“Jesus Não Tem Dentes no País dos Banguelas” (Warner, 1987), Titãs
Por Sidney Falcão
Em 1986, CabeçaDinossauro fez com que os Titãs saíssem da condição de uma banda mediana para a linha de frente do rock nacional. Combinando letras corrosivas, que atacavam o conformismo e a repressão, com uma sonoridade crua e direta, a banda paulista conseguiu um raro feito: agradar tanto à crítica quanto ao público em uma época de efervescência cultural. O sucesso desse álbum, marcado por hits instantâneos como “Polícia”, “O Que”, “Homem Primata”, “Família”, “AA UU” e “Bichos Escrotos”, trouxe uma nova responsabilidade para a banda: o que fazer a seguir? Em meio à alta expectativa, os Titãs abraçaram o desafio de continuar inovando, e o resultado foi Jesus Não Tem Dentes no País dos Banguelas, o quarto álbum de estúdio da banda. Se Cabeça Dinossauro foi uma revolução, Jesus Não Tem Dentes no País dos Banguelas representou a consolidação dessa revolta criativa, expandindo os horizontes da banda sem perder o vigor que a consagrou.

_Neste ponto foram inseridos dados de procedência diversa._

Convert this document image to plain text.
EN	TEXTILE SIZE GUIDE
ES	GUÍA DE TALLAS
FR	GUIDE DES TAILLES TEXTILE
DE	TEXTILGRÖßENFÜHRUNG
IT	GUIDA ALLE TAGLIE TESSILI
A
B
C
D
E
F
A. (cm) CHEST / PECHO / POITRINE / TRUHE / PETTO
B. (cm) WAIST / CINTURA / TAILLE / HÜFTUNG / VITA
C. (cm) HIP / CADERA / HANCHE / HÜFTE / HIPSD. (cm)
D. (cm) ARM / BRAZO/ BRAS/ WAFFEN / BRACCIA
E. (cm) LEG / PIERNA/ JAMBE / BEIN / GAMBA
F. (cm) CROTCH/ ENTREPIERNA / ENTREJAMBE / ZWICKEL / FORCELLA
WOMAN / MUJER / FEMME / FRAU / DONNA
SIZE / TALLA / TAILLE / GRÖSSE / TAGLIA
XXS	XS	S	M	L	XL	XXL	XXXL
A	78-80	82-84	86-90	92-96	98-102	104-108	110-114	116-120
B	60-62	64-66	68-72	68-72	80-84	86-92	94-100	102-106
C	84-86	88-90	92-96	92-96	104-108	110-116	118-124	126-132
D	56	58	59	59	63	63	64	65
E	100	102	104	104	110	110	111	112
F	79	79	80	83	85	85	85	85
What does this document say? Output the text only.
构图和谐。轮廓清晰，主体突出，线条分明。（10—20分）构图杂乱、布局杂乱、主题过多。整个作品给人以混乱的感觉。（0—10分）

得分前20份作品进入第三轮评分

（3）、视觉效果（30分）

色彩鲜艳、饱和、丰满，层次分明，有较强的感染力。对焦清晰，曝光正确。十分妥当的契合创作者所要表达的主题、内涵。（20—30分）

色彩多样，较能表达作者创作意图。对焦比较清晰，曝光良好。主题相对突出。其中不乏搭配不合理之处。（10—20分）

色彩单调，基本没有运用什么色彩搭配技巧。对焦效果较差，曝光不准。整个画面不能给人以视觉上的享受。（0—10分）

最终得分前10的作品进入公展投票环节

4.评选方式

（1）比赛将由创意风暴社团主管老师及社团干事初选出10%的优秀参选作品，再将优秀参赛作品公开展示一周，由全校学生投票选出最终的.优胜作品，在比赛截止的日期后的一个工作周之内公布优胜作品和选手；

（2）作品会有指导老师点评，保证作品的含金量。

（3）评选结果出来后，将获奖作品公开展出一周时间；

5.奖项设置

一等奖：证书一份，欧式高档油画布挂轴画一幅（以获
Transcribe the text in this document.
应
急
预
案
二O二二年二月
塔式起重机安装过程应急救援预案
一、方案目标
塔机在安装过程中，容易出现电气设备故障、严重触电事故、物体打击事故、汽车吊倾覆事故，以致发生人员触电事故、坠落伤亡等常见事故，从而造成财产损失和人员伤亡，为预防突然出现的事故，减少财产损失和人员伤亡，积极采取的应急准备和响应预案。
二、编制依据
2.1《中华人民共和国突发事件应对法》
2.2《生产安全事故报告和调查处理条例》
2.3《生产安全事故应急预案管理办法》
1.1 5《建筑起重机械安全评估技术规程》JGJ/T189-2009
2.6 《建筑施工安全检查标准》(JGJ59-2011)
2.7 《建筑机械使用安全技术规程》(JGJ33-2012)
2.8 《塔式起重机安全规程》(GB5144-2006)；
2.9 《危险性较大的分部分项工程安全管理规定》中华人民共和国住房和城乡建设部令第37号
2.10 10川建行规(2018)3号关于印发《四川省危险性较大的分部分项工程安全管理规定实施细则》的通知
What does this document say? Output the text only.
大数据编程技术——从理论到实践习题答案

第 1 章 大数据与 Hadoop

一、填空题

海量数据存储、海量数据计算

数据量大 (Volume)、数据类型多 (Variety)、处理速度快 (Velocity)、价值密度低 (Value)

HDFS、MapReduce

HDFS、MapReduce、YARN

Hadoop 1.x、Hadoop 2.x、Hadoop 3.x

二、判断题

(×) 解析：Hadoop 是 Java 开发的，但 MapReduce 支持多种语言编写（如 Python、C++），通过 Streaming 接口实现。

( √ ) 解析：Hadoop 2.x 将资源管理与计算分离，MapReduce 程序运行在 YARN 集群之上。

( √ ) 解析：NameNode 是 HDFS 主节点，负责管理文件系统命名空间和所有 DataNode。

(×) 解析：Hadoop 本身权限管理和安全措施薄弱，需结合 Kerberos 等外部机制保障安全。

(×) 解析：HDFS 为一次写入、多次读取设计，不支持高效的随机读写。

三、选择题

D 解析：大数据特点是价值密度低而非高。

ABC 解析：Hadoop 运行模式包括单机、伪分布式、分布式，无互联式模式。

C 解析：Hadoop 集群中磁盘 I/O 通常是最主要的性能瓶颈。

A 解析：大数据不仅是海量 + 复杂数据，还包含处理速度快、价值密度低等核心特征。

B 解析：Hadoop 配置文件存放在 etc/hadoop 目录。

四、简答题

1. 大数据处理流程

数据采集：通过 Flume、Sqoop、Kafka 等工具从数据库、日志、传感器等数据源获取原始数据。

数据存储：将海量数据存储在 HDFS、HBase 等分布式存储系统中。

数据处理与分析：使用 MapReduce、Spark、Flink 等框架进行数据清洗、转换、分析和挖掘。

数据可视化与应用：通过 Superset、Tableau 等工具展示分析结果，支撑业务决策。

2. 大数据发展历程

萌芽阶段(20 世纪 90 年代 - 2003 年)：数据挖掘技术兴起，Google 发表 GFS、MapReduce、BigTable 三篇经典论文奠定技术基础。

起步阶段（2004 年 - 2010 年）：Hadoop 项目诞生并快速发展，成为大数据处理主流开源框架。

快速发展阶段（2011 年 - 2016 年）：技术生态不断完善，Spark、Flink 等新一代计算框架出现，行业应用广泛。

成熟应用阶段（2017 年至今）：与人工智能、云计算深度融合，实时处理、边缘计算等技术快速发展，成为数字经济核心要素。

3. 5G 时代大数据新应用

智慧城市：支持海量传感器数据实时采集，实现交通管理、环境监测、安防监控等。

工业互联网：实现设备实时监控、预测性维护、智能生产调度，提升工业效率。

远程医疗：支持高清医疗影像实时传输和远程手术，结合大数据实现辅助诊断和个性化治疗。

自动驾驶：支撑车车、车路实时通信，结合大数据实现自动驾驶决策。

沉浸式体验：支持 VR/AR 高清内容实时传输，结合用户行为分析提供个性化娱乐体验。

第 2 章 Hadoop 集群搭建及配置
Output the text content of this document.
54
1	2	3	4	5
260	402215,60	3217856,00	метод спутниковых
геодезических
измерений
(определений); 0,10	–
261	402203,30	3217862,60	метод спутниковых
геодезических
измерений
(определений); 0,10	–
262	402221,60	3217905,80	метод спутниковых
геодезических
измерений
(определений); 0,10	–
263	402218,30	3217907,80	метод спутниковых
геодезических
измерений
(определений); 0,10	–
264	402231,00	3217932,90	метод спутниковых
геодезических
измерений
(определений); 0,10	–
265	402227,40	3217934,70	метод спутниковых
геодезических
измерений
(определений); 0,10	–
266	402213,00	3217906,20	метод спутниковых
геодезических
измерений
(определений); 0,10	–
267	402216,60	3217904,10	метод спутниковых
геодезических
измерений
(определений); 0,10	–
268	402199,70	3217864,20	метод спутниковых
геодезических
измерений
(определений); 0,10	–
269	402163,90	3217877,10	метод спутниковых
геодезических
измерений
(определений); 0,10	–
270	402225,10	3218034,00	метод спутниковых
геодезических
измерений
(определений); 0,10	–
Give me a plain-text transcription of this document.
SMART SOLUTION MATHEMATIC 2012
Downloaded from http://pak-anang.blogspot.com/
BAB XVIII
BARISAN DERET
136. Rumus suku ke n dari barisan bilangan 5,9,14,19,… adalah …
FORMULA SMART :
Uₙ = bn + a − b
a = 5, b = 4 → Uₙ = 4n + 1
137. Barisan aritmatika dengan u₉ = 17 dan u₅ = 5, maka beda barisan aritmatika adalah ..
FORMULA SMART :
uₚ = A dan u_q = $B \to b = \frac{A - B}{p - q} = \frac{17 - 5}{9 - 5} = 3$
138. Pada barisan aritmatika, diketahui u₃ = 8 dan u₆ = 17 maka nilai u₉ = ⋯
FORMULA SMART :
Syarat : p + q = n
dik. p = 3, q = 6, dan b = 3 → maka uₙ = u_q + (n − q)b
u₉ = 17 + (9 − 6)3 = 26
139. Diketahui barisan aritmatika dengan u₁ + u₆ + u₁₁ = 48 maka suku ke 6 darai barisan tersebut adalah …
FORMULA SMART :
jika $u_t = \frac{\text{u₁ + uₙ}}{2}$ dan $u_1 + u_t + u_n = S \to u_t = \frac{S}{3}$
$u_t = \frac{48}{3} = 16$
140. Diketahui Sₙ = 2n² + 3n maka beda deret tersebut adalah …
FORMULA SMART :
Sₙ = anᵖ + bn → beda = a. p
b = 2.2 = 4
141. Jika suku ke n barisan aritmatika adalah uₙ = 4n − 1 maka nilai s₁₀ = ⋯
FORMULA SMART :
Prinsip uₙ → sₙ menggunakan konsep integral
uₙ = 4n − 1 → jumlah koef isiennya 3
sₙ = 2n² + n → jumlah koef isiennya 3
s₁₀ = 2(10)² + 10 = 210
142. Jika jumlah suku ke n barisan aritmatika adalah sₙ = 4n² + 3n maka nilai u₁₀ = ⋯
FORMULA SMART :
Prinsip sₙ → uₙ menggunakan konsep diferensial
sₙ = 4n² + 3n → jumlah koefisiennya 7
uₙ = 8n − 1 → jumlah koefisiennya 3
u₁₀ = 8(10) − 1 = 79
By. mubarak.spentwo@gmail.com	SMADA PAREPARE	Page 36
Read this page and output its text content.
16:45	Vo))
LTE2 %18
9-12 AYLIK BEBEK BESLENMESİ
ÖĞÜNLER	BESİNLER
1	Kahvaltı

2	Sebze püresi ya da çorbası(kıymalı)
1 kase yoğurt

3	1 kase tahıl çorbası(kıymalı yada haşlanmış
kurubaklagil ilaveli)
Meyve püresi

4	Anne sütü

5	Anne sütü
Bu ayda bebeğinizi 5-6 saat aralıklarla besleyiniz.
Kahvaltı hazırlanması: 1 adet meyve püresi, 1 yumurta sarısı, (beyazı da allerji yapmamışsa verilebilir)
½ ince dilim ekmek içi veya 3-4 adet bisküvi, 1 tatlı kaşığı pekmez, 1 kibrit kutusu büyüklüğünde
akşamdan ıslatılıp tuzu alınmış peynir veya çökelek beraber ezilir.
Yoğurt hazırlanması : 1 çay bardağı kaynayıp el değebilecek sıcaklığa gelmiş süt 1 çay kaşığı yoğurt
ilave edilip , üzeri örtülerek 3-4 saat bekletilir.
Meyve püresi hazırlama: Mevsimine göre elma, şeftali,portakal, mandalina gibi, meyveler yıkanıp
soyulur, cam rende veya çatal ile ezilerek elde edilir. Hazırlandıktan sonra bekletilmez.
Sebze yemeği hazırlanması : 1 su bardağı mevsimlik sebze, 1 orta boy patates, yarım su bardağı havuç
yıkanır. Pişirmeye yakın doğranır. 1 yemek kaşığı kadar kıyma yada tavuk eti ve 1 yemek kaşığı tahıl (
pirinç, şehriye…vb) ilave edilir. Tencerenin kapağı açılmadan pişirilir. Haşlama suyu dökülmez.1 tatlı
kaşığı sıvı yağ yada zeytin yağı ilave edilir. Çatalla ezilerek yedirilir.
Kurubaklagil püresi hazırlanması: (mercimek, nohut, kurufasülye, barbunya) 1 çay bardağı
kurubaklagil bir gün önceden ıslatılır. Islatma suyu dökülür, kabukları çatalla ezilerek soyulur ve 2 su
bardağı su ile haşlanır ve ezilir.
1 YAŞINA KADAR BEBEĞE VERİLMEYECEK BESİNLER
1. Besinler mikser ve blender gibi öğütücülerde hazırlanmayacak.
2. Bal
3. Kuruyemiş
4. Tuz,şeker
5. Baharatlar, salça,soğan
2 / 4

Os Titãs entraram em estúdio para as gravações do novo álbum quando ainda estava fazendo a turnê de Cabeça Dinossauro. As gravações do novo álbum ocorreram no estúdio Nas Nuvens, entre agosto e outubro de 1987, tendo Liminha à frente da produção. Era o segundo álbum dos Titãs que Liminha produzia, sendo Cabeça Dinossauro o primeiro.
As gravações foram marcadas por experimentalismo, desde novidades tecnológicas como a bateria eletrônica e o sample. Mas o experimentalismo titânico foi também marcado por improvisos, como o uso de utensílio de cozinha assadeira, para fazer a percussão da faixa “Diversão”.
No final de outubro de 1987, a mixagem do álbum estava concluída, e o material gravado foi enviado para Londres para realizar os cortes no Town House. Algumas faixas, sobretudo as que são “grudadas” nas outras, precisavam cortes entre elas que no Brasil não foi possível por não haver no país tecnologia possível para realizar os cortes como a banda e produtor queriam.
Ainda sob os efeitos do impacto causado por Cabeça Dinossauro, a Warner começou a divulgar nas rádios de todo o Brasil a música “Lugar Nenhum”, faixa do novo álbum que estava por vir.
Os Titãs na época do álbum Cabeça Dinossauro. |
Jesus Não Tem Dentes no País dos Banguelas é uma evolução natural de Cabeça Dinossauro. O álbum mantém o discurso contestador do seu antecessor, mas musicalmente, vai além ao propor o experimentalismo ao fazer uso dos recursos eletrônicos para a criação como bateria eletrônica e o sample. Nesse aspecto, os Titãs já acenavam para essa possibilidade com “O Que”, última faixa do álbum Cabeça Dinossauro, um funk onde a banda utilizou bases rítmicas eletrônicas e que foi o ponto de partida para o experimentalismo eletrônico empregado em Jesus Não Tem Dentes no País dos Banguelas.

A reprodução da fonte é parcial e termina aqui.